Ney Matogrosso em novembro nos Coliseus

Depois do sucesso da apresentação do novo espetáculo de Ney Matogrosso, com vários concertos esgotados no Rio de Janeiro, “Bloco na Rua” vai agora para a estrada e chega a Portugal a 3 de novembro, no Coliseu do Porto, e dia 6 no Coliseu de Lisboa.
Foram pouco mais de cinco anos contínuos à frente da digressão “Atento aos Sinais”, projeto que passou pelos mais diferentes palcos e arrebatou plateias no Brasil e no exterior. Uma temporada considerada longa até para os padrões de Ney Matogrosso que, desta forma, “testou e amadureceu o repertório”, antes de lançar o seu novo concerto.
Aos 77 anos o cantor não pára. Mais uma vez, o novo projeto começará nos palcos para só depois ganhar outros formatos. O repertório foi selecionado enquanto Ney se encontrava em digressão com o espetáculo anterior e o seu critério não foi o ineditismo: “Não é um show de sucessos meus, mas quis abrir mais para o meu repertório”, afirma. “Dessa vez eu misturei coisas que já gravei com repertório de outras pessoas”, explica Ney.

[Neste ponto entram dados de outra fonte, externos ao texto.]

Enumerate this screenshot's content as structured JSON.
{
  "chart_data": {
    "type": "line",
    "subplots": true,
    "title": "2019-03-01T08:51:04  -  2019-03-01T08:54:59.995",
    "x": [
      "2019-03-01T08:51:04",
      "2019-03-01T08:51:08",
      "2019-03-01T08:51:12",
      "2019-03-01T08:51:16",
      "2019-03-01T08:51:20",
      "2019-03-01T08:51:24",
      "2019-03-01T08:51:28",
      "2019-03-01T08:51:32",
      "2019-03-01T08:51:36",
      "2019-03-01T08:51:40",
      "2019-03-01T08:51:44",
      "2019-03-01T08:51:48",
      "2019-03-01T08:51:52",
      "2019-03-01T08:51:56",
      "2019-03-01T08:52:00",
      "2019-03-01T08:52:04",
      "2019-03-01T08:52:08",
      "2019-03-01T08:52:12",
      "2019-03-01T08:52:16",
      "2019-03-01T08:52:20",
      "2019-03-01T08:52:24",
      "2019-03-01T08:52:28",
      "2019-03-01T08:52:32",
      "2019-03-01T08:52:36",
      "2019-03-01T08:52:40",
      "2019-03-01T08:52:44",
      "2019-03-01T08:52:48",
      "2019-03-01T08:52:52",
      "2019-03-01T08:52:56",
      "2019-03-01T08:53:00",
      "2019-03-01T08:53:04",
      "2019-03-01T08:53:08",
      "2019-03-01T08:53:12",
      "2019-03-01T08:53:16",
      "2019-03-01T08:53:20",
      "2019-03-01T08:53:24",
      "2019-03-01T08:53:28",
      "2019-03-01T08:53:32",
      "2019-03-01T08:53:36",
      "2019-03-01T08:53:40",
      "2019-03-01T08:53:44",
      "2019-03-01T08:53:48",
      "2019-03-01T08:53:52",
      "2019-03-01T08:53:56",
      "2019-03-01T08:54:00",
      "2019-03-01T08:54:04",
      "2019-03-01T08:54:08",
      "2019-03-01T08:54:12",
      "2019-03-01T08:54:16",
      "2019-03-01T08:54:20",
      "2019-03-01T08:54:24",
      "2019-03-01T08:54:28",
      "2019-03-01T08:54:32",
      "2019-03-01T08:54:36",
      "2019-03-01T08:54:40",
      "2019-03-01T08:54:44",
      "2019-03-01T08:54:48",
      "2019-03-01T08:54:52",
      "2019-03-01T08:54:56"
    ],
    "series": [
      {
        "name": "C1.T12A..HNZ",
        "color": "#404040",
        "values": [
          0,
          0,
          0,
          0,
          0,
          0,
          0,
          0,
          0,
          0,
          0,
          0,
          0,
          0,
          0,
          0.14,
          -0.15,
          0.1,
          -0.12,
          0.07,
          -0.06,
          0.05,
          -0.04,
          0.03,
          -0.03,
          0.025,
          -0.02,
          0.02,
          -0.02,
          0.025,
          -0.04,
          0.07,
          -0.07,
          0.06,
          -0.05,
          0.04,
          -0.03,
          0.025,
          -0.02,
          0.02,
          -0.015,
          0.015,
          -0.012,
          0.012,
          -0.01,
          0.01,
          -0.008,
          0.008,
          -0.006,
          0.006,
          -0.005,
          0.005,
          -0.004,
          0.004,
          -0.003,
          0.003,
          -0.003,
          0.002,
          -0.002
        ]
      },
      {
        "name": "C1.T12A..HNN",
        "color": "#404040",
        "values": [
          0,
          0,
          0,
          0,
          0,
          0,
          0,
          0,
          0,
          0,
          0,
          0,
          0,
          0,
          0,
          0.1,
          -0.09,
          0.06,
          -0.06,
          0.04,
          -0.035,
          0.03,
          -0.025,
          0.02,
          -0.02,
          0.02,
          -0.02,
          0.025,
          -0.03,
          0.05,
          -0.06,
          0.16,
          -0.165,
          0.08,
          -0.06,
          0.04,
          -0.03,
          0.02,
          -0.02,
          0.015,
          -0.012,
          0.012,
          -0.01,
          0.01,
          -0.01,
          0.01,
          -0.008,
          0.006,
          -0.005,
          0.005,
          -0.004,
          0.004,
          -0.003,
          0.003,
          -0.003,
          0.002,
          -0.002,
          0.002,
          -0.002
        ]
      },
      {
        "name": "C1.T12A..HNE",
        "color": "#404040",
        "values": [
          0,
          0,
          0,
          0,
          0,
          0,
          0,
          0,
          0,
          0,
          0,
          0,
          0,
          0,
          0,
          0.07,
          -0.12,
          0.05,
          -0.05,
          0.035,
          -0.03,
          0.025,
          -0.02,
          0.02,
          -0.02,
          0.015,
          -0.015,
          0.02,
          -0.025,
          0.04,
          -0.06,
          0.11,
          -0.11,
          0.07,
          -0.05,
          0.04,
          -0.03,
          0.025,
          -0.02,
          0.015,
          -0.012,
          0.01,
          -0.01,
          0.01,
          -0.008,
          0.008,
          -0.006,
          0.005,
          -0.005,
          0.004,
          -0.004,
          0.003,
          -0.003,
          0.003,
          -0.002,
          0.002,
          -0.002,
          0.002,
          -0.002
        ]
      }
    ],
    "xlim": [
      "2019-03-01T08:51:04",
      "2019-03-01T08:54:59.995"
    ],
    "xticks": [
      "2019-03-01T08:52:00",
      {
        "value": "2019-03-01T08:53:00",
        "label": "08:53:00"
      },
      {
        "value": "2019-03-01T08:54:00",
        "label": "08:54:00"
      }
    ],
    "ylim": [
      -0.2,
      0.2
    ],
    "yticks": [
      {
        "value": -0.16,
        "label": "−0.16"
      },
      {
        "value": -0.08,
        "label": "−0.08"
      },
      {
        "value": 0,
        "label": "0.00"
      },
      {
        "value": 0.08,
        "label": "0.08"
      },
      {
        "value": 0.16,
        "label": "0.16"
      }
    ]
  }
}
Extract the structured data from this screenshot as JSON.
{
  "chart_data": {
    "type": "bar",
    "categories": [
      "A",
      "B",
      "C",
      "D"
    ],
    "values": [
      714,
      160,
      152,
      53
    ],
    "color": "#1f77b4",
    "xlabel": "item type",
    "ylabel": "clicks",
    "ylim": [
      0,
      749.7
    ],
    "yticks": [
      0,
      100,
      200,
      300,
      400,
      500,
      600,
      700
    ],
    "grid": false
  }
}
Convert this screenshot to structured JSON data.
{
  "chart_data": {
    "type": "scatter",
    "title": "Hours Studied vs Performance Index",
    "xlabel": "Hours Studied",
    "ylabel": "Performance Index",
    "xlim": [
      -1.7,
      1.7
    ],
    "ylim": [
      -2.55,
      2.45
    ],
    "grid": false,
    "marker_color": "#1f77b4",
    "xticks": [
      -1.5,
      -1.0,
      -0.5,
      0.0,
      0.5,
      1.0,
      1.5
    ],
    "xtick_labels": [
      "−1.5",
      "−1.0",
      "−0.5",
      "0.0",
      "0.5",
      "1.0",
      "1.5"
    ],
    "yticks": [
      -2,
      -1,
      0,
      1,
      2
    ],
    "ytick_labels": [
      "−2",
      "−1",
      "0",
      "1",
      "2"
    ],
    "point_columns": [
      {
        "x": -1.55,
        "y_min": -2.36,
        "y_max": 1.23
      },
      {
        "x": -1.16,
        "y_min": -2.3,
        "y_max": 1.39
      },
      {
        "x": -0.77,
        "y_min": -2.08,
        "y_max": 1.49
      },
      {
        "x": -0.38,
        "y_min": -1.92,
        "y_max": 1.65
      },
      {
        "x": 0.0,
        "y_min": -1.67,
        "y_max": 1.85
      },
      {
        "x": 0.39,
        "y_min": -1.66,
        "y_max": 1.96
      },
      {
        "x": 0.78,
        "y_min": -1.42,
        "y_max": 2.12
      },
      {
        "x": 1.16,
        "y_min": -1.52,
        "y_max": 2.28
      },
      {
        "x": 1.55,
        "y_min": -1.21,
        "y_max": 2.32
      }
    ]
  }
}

O alinhamento revela a diversidade do repertório: “Eu quero é botar meu bloco na rua” (Sergio Sampaio), de onde saiu o título da digressão, “A Maçã” (Raul Seixas), “Álcool (Bolero Filosófico)”, da banda original do filme “Tatuagem” (DJ Dolores), “O Beco”, gravada pelo artista nos final dos anos 80 (Herbert Vianna/Bi Ribeiro) e “Mulher Barriguda”, do primeiro álbum dos Secos e Molhados, de 1973 (Solano Trindade/João Ricardo), são algumas das músicas escolhidas para este novo trabalho.
Duas canções foram extraídas do compacto duplo Ney Matogrosso e Fagner, lançado em 75, para além de outros dois clássicos que nunca tinha cantado anteriormente, nomeadamente “Como 2 e 2” e “Feira Moderna”.
O figurino, sempre aguardado com expectativa quando se fala de um espetáculo do artista, foi criado sob medida pelo estilista Lino Villaventura. Já Luiz Stein assina o cenário, composto por projeções e Juarez Farinon a luz do espetáculo, com supervisão de Ney.
​A banda afiada é a mesma que o acompanhou nos últimos cinco anos, a qual reúne Sacha Amback (direção musical e teclado), Marcos Suzano e Felipe Roseno (percussão), Dunga (baixo), Mauricio Negão (guitarra), Aquiles Moraes (trompete) e Everson Moraes (trombone).